Martin was so kind as to write down his experiences for me and allowing me the publish them:
Riskstorming as a tool to change the language around testing
One of the most fascinating things to observe is the language that is highly contextual when others speak of testing. Most specifically:
While a project is ongoing, AND a deadline approaches:
- The general question around testing tends to be about reducing effort
- “How much more testing is left?”
- “When will testing be done?”
- “How can we decrease the time needed for remaining testing?”
- “Testing effort is a risk to the project deadline”
Once a project is done, or a feature is released… AND a bug is found in production:
- “Why was this not caught by testing?”
- “Testing is supposed to cover the whole product footprint?”
- “Why did our testplan not include this scenario?”
- “Who tested this? How did they decide what to test?”
There are two entirely different discussions here going on.
- One views testing as overhead and process to be overcome… because risk somehow discrete is something to be mitigated. This is false, but accepting uncertainty is a hard leap for project planning.
- The second is retrospective and viewing any failure as a missed step.
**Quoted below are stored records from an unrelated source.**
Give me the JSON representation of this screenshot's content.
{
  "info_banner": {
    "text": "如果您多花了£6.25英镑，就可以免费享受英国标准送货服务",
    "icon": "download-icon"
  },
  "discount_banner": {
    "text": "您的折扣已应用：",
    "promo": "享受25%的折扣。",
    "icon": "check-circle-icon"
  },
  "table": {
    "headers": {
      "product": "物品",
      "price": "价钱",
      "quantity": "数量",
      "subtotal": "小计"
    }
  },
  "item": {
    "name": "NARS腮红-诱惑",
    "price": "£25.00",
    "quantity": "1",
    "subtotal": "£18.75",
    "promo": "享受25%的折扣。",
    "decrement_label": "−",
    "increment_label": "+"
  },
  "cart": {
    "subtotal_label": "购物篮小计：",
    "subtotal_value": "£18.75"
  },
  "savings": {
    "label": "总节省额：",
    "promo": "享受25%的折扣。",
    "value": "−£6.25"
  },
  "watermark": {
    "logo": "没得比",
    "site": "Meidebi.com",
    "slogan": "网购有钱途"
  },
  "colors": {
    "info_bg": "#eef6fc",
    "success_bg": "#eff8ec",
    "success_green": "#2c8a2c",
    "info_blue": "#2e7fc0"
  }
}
Suddenly the pressure is an expectation that any bug should have been tested/caught, and the previous expectations and concerns around timelines feel insignificant, now that the team is facing the reality of the bug in production and the impact on customers and brand.
Riskstorming Experiment
By involving product, engineers and engineering management in RiskStorming questions, we were able to reframe planning in the following manner:
- Where are the areas of uncertainty and risk?
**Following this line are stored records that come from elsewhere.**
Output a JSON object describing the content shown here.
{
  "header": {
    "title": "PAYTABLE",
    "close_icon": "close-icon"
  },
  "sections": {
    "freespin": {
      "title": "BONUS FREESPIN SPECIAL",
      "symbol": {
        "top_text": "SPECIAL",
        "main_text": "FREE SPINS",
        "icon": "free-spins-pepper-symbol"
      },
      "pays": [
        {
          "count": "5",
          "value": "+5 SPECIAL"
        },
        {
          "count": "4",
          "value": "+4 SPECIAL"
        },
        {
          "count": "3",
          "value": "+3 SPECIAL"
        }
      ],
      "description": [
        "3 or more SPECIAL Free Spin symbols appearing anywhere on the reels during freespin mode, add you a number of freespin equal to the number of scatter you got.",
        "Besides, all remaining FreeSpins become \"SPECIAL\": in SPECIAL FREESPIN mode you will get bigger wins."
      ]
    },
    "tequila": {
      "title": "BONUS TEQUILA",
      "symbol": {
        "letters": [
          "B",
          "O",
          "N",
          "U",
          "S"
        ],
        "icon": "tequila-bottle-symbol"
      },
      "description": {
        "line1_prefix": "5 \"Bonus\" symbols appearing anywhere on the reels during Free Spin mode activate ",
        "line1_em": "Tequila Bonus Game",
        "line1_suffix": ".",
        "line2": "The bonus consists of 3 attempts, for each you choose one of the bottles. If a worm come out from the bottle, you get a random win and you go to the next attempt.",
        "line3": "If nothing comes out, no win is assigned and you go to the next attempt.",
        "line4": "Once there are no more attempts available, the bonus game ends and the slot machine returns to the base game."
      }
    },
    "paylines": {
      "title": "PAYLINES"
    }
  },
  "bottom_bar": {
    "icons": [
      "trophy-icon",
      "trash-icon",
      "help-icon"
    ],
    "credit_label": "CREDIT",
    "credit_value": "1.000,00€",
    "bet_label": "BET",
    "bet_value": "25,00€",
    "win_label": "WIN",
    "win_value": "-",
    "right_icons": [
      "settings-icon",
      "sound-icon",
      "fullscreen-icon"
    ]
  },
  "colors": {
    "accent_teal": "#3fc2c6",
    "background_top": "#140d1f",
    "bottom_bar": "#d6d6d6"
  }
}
- What are the ranges of types of issues and bugs that might come from these areas?
- How likely are these sorts of issues? Given the code we are touching… given our dependencies… given our history… given how long it has been since we last truly explored this area of the code base…
- How bad could such an issue be? Which customers might be impacted? How hard could it be to recover? How likely are we to detect it?
- Engineers get highly involved in this discussion… If such an issue did exist, what might we need to do to explore and discover the sorts of bugs we are discussing? How much effort might be needed to safely isolate and fix such issues without impacting the release? What about after the release?
Then we get to the magic question…
Now that we accept that in fact these risks are real because of trade-offs being made on schedule pressure vs testing (and not magically mitigated…):
If THIS issue happened in production, do we feel we can defend
- Our current schedule,
- Our strategy for implementation,
- Our data, and environments for inspecting our solution,
- Our decision on what is enough exploration and testing
when our customers ask: “How did testing miss this?“
What was interesting, is that suddenly, we were using the same language around testing before the release, that we only ever used after we released knowing that a bug actually happened in production. We used language around uncertainty. We starting using language around the reality that bugs will emerge. We started speaking around methods to perform the implementation that might help us make better use of testing in order to prioritize our time around the sort of issues that we could not easily detect or recover from.
We started speaking a language that really felt inclusive around shared responsibility, quality and outcomes.
I only have one data point involving RiskStorming… but took a similar approach with another team simply with interviewing engineers, and reporting on uncertainty, building a better sense or reality on trade-offs regarding these uncertainties, and options to reduce uncertainty. It had similar positive outcomes as RiskStorming, however required MUCH more explaining and convincing.
Martin Hynie
With over fifteen years of specialization in software testing and development, Martin Hynie’s attention has gradually focused towards embracing uncertainty, and redefining testing as a critical research activity. The greatest gains in quality can be found when we emphasize communication, team development, business alignment and organizational learning.
A self-confessed conference junkie, Martin travels the world incorporating ideas introduced by various sources of inspiration (including Cynefin, complexity theory, context-driven testing, the Satir Model, Pragmatic Marketing, trading zones, agile principles, and progressive movement training) to help teams iteratively learn, to embrace failures as opportunities and to simply enjoy working together.